Honasan questioned Tolentino’s and Mojica's standing to bring the instant
petition as taxpayers and voters because they do not claim that COMELEC
illegally disbursed public funds; nor claim that they sustained personal injury
because of the issuance of Resolutions 01-005 and 01-006.

Issue: Whether Tolentino and Mojica have standing to litigate.
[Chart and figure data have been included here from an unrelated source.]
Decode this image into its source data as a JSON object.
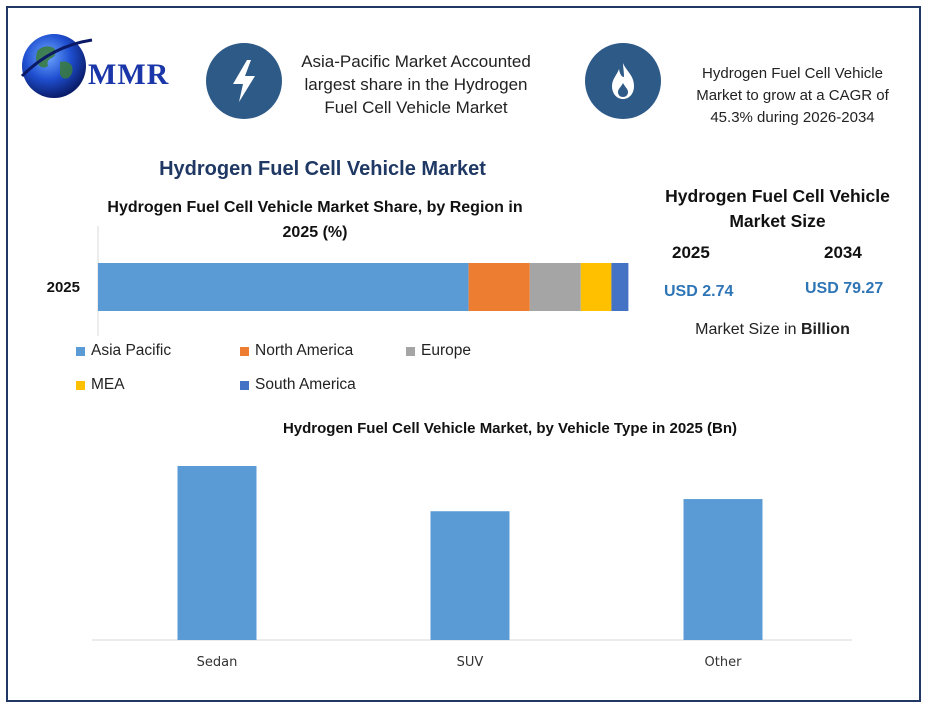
{
  "header": {
    "logo_text": "MMR",
    "highlight_1": "Asia-Pacific Market Accounted largest share in the Hydrogen Fuel Cell Vehicle Market",
    "highlight_1_icon": "lightning-bolt-icon",
    "highlight_2": "Hydrogen Fuel Cell Vehicle Market to grow at a CAGR of 45.3% during 2026-2034",
    "highlight_2_icon": "flame-icon"
  },
  "main_title": "Hydrogen Fuel Cell Vehicle Market",
  "market_size": {
    "title": "Hydrogen Fuel Cell Vehicle Market Size",
    "year_1": "2025",
    "value_1": "USD 2.74",
    "year_2": "2034",
    "value_2": "USD 79.27",
    "note_prefix": "Market Size in ",
    "note_unit": "Billion"
  },
  "colors": {
    "frame": "#1f3864",
    "icon_circle": "#2e5a88",
    "title": "#1f3864",
    "usd": "#2e75b6",
    "bar": "#5b9bd5"
  },
  "chart_data": [
    {
      "type": "bar",
      "orientation": "horizontal",
      "stacked": true,
      "title": "Hydrogen Fuel Cell Vehicle Market Share, by Region in 2025 (%)",
      "categories": [
        "2025"
      ],
      "xlim": [
        0,
        100
      ],
      "series": [
        {
          "name": "Asia Pacific",
          "values": [
            54.5
          ],
          "color": "#5b9bd5"
        },
        {
          "name": "North America",
          "values": [
            9
          ],
          "color": "#ed7d31"
        },
        {
          "name": "Europe",
          "values": [
            7.5
          ],
          "color": "#a5a5a5"
        },
        {
          "name": "MEA",
          "values": [
            4.5
          ],
          "color": "#ffc000"
        },
        {
          "name": "South America",
          "values": [
            2.5
          ],
          "color": "#4472c4"
        }
      ],
      "legend": "bottom",
      "grid": false
    },
    {
      "type": "bar",
      "title": "Hydrogen Fuel Cell Vehicle Market, by Vehicle Type in 2025 (Bn)",
      "categories": [
        "Sedan",
        "SUV",
        "Other"
      ],
      "values": [
        1.0,
        0.74,
        0.81
      ],
      "ylim": [
        0,
        1.0
      ],
      "color": "#5b9bd5",
      "grid": false
    }
  ]
}
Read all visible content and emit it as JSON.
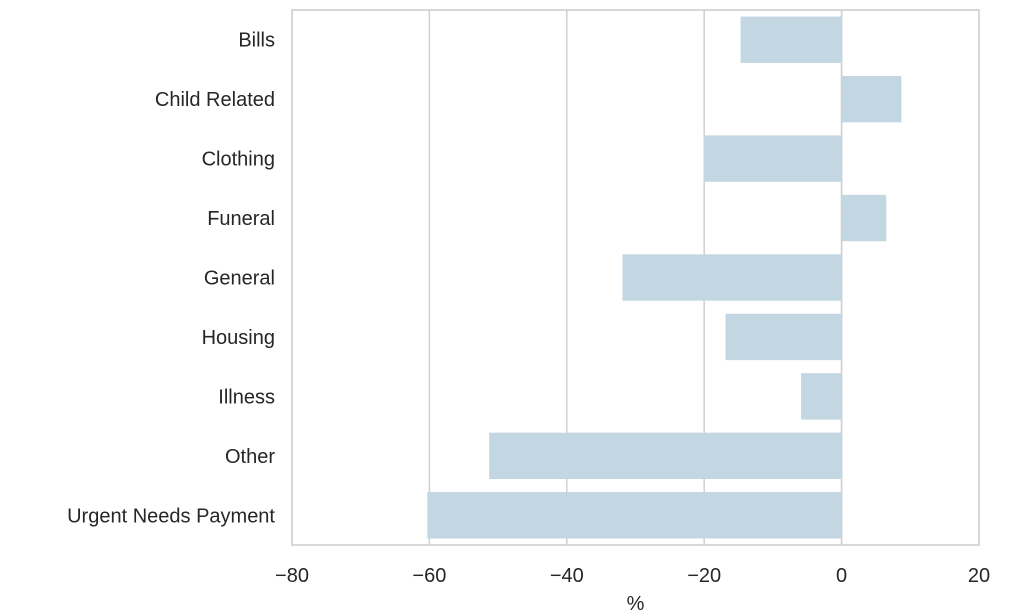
{
  "chart_data": {
    "type": "bar",
    "orientation": "horizontal",
    "title": "",
    "xlabel": "%",
    "ylabel": "",
    "categories": [
      "Bills",
      "Child Related",
      "Clothing",
      "Funeral",
      "General",
      "Housing",
      "Illness",
      "Other",
      "Urgent Needs Payment"
    ],
    "values": [
      -14.7,
      8.7,
      -20.1,
      6.5,
      -31.9,
      -16.9,
      -5.9,
      -51.3,
      -60.3
    ],
    "xlim": [
      -80,
      20
    ],
    "xticks": [
      -80,
      -60,
      -40,
      -20,
      0,
      20
    ],
    "xtick_labels": [
      "−80",
      "−60",
      "−40",
      "−20",
      "0",
      "20"
    ],
    "grid": "vertical",
    "legend": "none",
    "colors": {
      "bar": "#c3d7e2",
      "grid": "#d0d0d0",
      "frame": "#cccccc",
      "text": "#262626"
    }
  }
}
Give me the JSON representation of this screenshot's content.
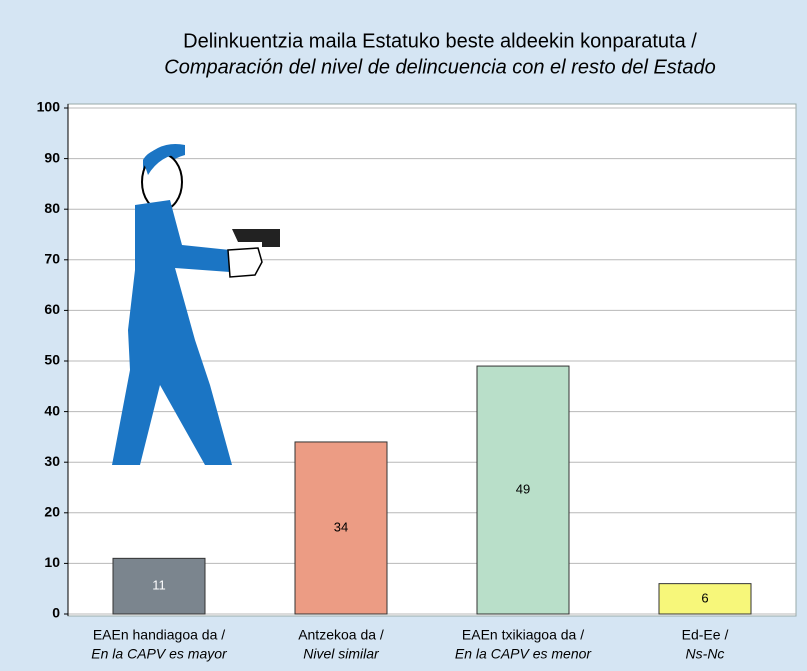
{
  "chart_data": {
    "type": "bar",
    "title": "Delinkuentzia maila Estatuko beste aldeekin konparatuta /",
    "subtitle": "Comparación del nivel de delincuencia con el resto del Estado",
    "categories": [
      "EAEn handiagoa da /",
      "Antzekoa da /",
      "EAEn txikiagoa da /",
      "Ed-Ee /"
    ],
    "categories_secondary": [
      "En la CAPV es mayor",
      "Nivel similar",
      "En la CAPV es menor",
      "Ns-Nc"
    ],
    "values": [
      11,
      34,
      49,
      6
    ],
    "colors": [
      "#7b858e",
      "#ec9c84",
      "#b9dfc9",
      "#f7f77a"
    ],
    "label_colors": [
      "#ffffff",
      "#000000",
      "#000000",
      "#000000"
    ],
    "ylim": [
      0,
      100
    ],
    "yticks": [
      0,
      10,
      20,
      30,
      40,
      50,
      60,
      70,
      80,
      90,
      100
    ],
    "grid": true
  }
}
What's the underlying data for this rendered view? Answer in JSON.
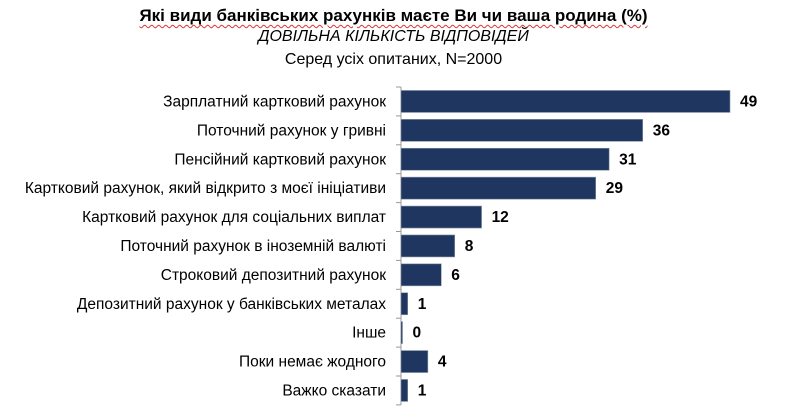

Held: “Legal standing” or locus standi refers to a personal and substantial

interest in a case such that the party has sustained or will sustain direct
injury because of the challenged governmental act. The requirement of
standing, which necessarily “sharpens the presentation of issues,” relates to
the constitutional mandate that this Court settle only actual cases or
controversies. Thus, generally, a party will be allowed to litigate only when
(1) he can show that he has personally suffered some actual or threatened
injury because of the allegedly illegal conduct of the government; (2) the
injury is fairly traceable to the challenged action; and (3) the injury is likely
to be redressed by a favorable action. Applied strictly, the doctrine of
standing to litigate will indeed bar the present petition. In questioning, in
their capacity as voters, the validity of the special election on 14 May 2001,
Tolentino and Mojica assert a harm classified as a “generalized grievance.”
This generalized grievance is shared in substantially equal measure by a
large class of voters, if not all the voters, who voted in that election. Neither
have Tolentino and Mojica alleged, in their capacity as taxpayers, that the
Court should give due course to the petition because in the special election
held on 14 May 2001 “tax money [was] ‘x x x extracted and spent in
violation of specific constitutional protections against abuses of legislative
power’ or that there [was] misapplication of such funds by COMELEC or that
public money [was] deflected to any improper purpose.” On the other hand,
the Court has relaxed the requirement on standing and exercised our
discretion to give due course to voters’ suits involving the right of suffrage.
The Court has the discretion to take cognizance of a suit which does not
satisfy the requirement of legal standing when paramount interest is
involved. In not a few cases, the court has adopted a liberal attitude on the
locus standi of a petitioner where the petitioner is able to craft an issue of
transcendental significance to the people. Thus, when the issues raised are
of paramount importance to the public, the Court may brush aside
technicalities of procedure. The Court accords the same treatment to
Tolentino and Mojica in the present case in their capacity as voters since they
raise important issues involving their right of suffrage, considering that the
issue raised in the petition is likely to arise again.